Все заработанные за лето на заводе деньги — с премиальными почти двести рублей — я по собственной инициативе внес в семейный «дачный фонд».

— Забор наконец-таки сделаем, — удовлетворенно отреагировал на мое пожертвование отец.

Мама милостиво выделила мне десятку на карманные расходы. Мне ничего не было нужно. На тренировки я ходил в том же спортивном костюме, что и на физкультуру в школе. Спортивным синим тапочкам на резиновой подошве не было сноса. Так что я с чистой совестью потихоньку тратил деньги на Лая, покупая ему иногда втайне от родителей сливки и печенье «Мария», которое почти не содержало вредного для собак сахара.

Каникулы завершились тем, что мы на даче умудрились из ничего выстроить избушку, как выразился отец, «блошно-щелевого типа». Доски, реечки, разнокалиберные бревна благодаря сноровке отца в конце концов сложились в симпатичное, хотя и незамысловатое просторное жилище. В нем у меня была своя конурка с самодельным топчаном, под которым ночью спал Лай. Отец делал вид, что не замечал нашего ночного единения.

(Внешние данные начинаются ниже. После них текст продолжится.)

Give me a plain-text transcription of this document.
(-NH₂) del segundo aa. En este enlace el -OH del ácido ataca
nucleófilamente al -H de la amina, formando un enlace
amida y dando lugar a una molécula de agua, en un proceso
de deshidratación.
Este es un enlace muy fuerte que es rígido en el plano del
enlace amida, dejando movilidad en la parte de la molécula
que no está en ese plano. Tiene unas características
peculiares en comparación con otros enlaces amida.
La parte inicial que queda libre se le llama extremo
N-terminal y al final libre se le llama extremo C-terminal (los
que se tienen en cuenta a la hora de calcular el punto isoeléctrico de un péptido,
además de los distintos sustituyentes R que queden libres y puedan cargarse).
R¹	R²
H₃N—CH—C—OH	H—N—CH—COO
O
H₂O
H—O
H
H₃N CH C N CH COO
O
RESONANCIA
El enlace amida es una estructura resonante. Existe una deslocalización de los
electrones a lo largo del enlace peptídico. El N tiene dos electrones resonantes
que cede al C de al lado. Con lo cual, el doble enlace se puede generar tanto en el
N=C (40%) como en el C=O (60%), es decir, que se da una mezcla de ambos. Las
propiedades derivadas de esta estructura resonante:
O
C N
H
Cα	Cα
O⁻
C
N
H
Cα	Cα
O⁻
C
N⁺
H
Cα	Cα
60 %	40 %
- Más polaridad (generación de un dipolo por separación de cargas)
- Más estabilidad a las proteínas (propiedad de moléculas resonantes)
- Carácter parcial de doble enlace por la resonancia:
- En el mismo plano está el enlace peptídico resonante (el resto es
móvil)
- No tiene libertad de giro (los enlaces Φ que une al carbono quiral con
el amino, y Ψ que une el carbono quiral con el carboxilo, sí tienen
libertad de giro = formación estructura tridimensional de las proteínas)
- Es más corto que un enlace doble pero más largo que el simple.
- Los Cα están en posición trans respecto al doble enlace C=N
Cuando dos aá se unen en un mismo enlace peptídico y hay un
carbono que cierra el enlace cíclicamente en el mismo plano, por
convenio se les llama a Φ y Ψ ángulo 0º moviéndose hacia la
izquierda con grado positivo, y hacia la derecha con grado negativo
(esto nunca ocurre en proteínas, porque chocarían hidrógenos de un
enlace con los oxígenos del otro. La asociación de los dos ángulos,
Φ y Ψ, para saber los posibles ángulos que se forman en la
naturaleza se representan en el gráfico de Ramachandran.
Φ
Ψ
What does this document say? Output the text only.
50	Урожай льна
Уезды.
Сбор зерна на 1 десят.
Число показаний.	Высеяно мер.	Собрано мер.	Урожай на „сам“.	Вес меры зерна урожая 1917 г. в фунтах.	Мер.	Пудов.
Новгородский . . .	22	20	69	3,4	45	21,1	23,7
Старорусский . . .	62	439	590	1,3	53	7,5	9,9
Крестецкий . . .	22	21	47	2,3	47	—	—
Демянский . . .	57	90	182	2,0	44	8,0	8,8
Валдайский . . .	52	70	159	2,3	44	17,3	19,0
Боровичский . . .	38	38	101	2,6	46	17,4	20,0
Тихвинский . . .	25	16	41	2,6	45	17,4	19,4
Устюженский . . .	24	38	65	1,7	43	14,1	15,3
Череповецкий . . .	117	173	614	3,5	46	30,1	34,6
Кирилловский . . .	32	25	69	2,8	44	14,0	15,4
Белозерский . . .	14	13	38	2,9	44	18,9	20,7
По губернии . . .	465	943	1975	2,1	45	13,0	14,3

Когда 31 августа наш класс собрался на медосмотр, оказалось, что за лето произошли небывалые изменения. Почти все парни догнали и перегнали по росту девчонок, а половина парней были выше меня. Я оказался худым и прыщавым тошнотиком, загоревшим скромным дачным загаром. На Лену Вершинину я боялся посмотреть. Она была столь прекрасна, что к ней хотелось обращаться: «Ваше классное величество». Лена на меня не обращала внимания, словно и не было у нас долгой летней переписки. Правда, на пять моих писем она отвечала только одним, на что отец, как всегда прознавший и это, бросил мимоходом: «Соотношение пять к одному. Как число погибших в наступательном бою по отношению к обороняющейся стороне».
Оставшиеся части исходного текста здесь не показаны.